O gerente executivo de Áreas Protegidas e Biodiversidade, Thiago Silva, destacou que o Parque Estadual Pedra da Boca é um dos principais patrimônios naturais da Paraíba, com grande relevância ambiental, turística e educativa. Segundo ele, além de abrigar uma rica biodiversidade, o parque desempenha papel fundamental na valorização da Caatinga e no fortalecimento do turismo sustentável na região.

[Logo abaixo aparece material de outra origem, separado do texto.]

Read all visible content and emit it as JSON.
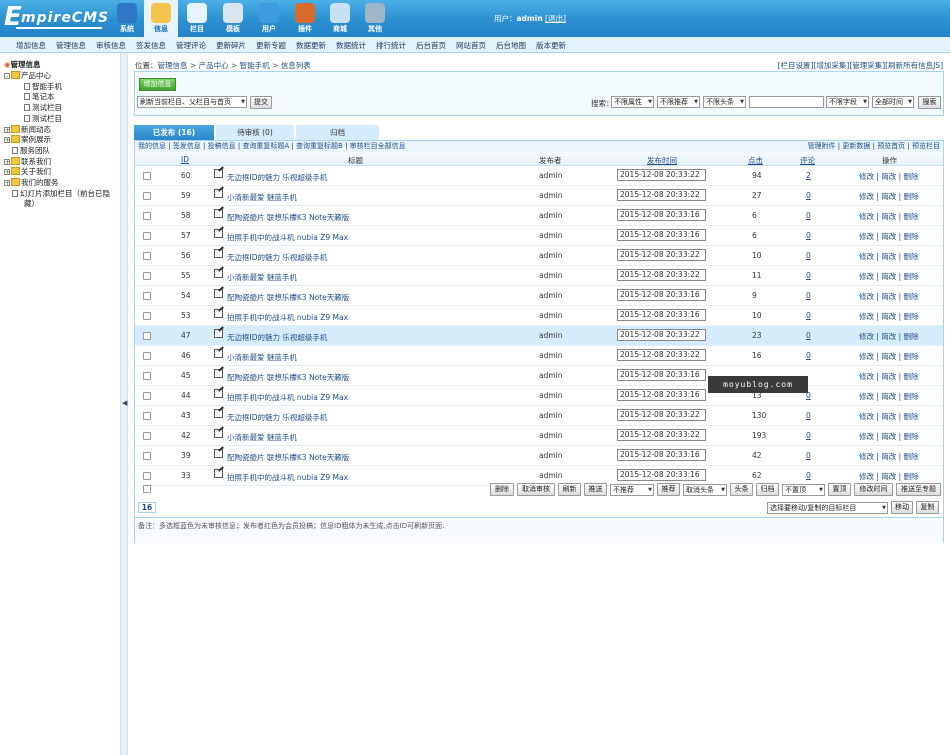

“O Plano de Uso Público (PUP) é uma ferramenta essencial para organizar a visitação, garantindo que o acesso ao parque ocorra de forma segura e equilibrada, sem comprometer o meio ambiente. Com o PUP, a gestão do parque se fortalece, as ações educativas e recreativas ganham mais alcance e a população passa a vivenciar e valorizar esse espaço de maneira mais consciente”, afirmou.

Trilhas

A unidade ficou famosa pelas suas trilhas, entre elas a Trilha da Pedra da Boca, a Trilha do Cume, a Trilha da Integração, a Trilha da Mata do Gemedouro e a Trilha das Grutas. A unidade também integra um trecho da trilha de longo curso Caminho das Ararunas, iniciativa que fortalece o turismo de base comunitária na região.

Mais do que caminhos de acesso, as trilhas aproximam as pessoas da natureza, promovem a conservação ambiental e valorizam o patrimônio natural da região. Com diferentes níveis de dificuldade, as trilhas no Parque permitem desde caminhadas leves até percursos mais técnicos, atendendo a diversos perfis de visitantes.

Segundo o gerente operacional das Unidades de Conservação, Ocelyo Figueiredo, a prática de trilhas exige planejamento e responsabilidade. “Trilha não é apenas aventura. É preciso planejar o percurso, escolher trilhas compatíveis com o condicionamento físico, avisar alguém sobre o destino e o horário de retorno, além de utilizar equipamentos básicos como água, protetor solar e calçados adequados”, orienta.

O Parque Estadual

Além das trilhas, a Pedra da Boca é reconhecida nacionalmente como destino para a prática de escalada, com setores consolidados, como a Via Sacra, e vias que ultrapassam 100 metros de altura. O parque também apresenta potencial para atividades como observação da fauna, fotografia de natureza e astroturismo.